So we’ve discussed what a language is from a computer science theory viewpoint in part 1 of this series, and we have 2 ways of representing languages:

Set notation: `{λ, a, aa, aaa, ...}`

or `{a^n | 0 <= n}`

for short,

and grammar production rules: `{S -> aS | λ}`

As I stated in part 1, a regular expression is a representation of not just any language, but a regular language specifically.

Regular languages are just languages with certain restrictions. To avoid getting too confusing and mathy, we’re going to skip over the formal definition of a regular language and jump straight to regular grammars; recall that a grammar is simply a way of representing a language, so a regular (or linear) grammar is a representation of a regular language (just like a regular expression!). So one example of a regular grammar is one in which every production rule is of the form: A -> aB, A -> a, or A -> λ, where A and B are non-terminals, and a is a terminal (this is called a left linear or left regular grammar).

For example:

`P = {`

S -> aB

B -> bC

C -> c

}

Each production rule in this grammar fits one of the forms above, so it is a regular grammar, and therefore the language represented by this grammar is a regular language.

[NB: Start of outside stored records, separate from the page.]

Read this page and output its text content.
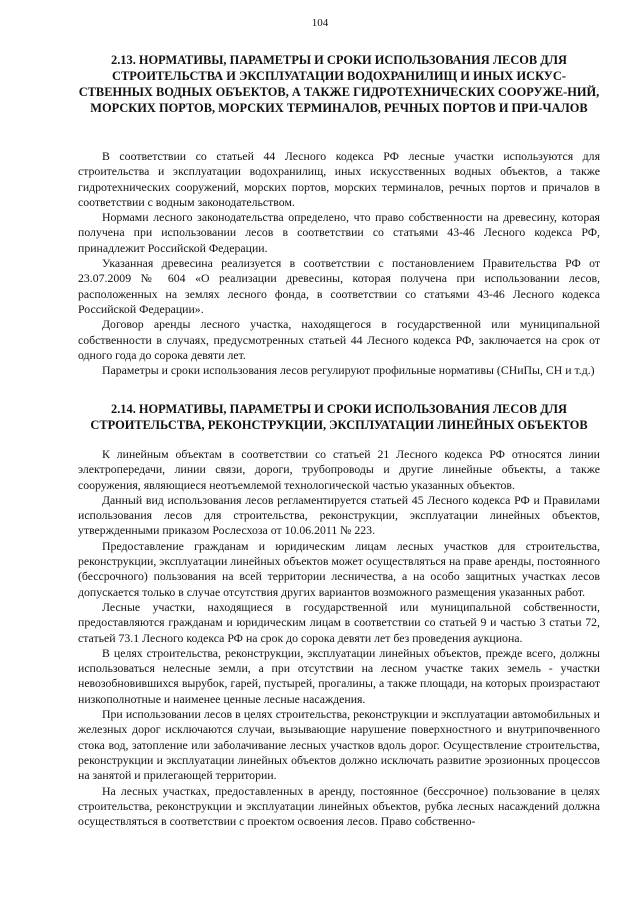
104
2.13. НОРМАТИВЫ, ПАРАМЕТРЫ И СРОКИ ИСПОЛЬЗОВАНИЯ ЛЕСОВ ДЛЯ СТРОИТЕЛЬСТВА И ЭКСПЛУАТАЦИИ ВОДОХРАНИЛИЩ И ИНЫХ ИСКУС-СТВЕННЫХ ВОДНЫХ ОБЪЕКТОВ, А ТАКЖЕ ГИДРОТЕХНИЧЕСКИХ СООРУЖЕ-НИЙ, МОРСКИХ ПОРТОВ, МОРСКИХ ТЕРМИНАЛОВ, РЕЧНЫХ ПОРТОВ И ПРИ-ЧАЛОВ

В соответствии со статьей 44 Лесного кодекса РФ лесные участки используются для строительства и эксплуатации водохранилищ, иных искусственных водных объектов, а также гидротехнических сооружений, морских портов, морских терминалов, речных портов и причалов в соответствии с водным законодательством.

Нормами лесного законодательства определено, что право собственности на древесину, которая получена при использовании лесов в соответствии со статьями 43-46 Лесного кодекса РФ, принадлежит Российской Федерации.

Указанная древесина реализуется в соответствии с постановлением Правительства РФ от 23.07.2009 № 604 «О реализации древесины, которая получена при использовании лесов, расположенных на землях лесного фонда, в соответствии со статьями 43-46 Лесного кодекса Российской Федерации».

Договор аренды лесного участка, находящегося в государственной или муниципальной собственности в случаях, предусмотренных статьей 44 Лесного кодекса РФ, заключается на срок от одного года до сорока девяти лет.

Параметры и сроки использования лесов регулируют профильные нормативы (СНиПы, СН и т.д.)

2.14. НОРМАТИВЫ, ПАРАМЕТРЫ И СРОКИ ИСПОЛЬЗОВАНИЯ ЛЕСОВ ДЛЯ СТРОИТЕЛЬСТВА, РЕКОНСТРУКЦИИ, ЭКСПЛУАТАЦИИ ЛИНЕЙНЫХ ОБЪЕКТОВ

К линейным объектам в соответствии со статьей 21 Лесного кодекса РФ относятся линии электропередачи, линии связи, дороги, трубопроводы и другие линейные объекты, а также сооружения, являющиеся неотъемлемой технологической частью указанных объектов.

Данный вид использования лесов регламентируется статьей 45 Лесного кодекса РФ и Правилами использования лесов для строительства, реконструкции, эксплуатации линейных объектов, утвержденными приказом Рослесхоза от 10.06.2011 № 223.

Предоставление гражданам и юридическим лицам лесных участков для строительства, реконструкции, эксплуатации линейных объектов может осуществляться на праве аренды, постоянного (бессрочного) пользования на всей территории лесничества, а на особо защитных участках лесов допускается только в случае отсутствия других вариантов возможного размещения указанных работ.

Лесные участки, находящиеся в государственной или муниципальной собственности, предоставляются гражданам и юридическим лицам в соответствии со статьей 9 и частью 3 статьи 72, статьей 73.1 Лесного кодекса РФ на срок до сорока девяти лет без проведения аукциона.

В целях строительства, реконструкции, эксплуатации линейных объектов, прежде всего, должны использоваться нелесные земли, а при отсутствии на лесном участке таких земель - участки невозобновившихся вырубок, гарей, пустырей, прогалины, а также площади, на которых произрастают низкополнотные и наименее ценные лесные насаждения.

При использовании лесов в целях строительства, реконструкции и эксплуатации автомобильных и железных дорог исключаются случаи, вызывающие нарушение поверхностного и внутрипочвенного стока вод, затопление или заболачивание лесных участков вдоль дорог. Осуществление строительства, реконструкции и эксплуатации линейных объектов должно исключать развитие эрозионных процессов на занятой и прилегающей территории.

На лесных участках, предоставленных в аренду, постоянное (бессрочное) пользование в целях строительства, реконструкции и эксплуатации линейных объектов, рубка лесных насаждений должна осуществляться в соответствии с проектом освоения лесов. Право собственно-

Note: There are other grammars that represent this same language, such as:

`P1 = {`

S -> abc

}

or

`P2 = {`

S -> Bc

B -> Ab

A -> a

}

(For the record, P2 is an example of a right linear grammar)

Depending on the language or library you’re using, regular expressions have a lot of extra features and shortcuts, but a standard regex has only 3 basic operations:

1) Concatination `(ab)`

2) Alternation `(a|b)`

3) Kleene Star `(a*)`

Any other operation can be made from these operations.

The + operator, for example, can be defined as: a+ is equivalent to `a(a*)`

Another useful operator is the ? operator, which can be defined as: a? is equivalent to `(a|)`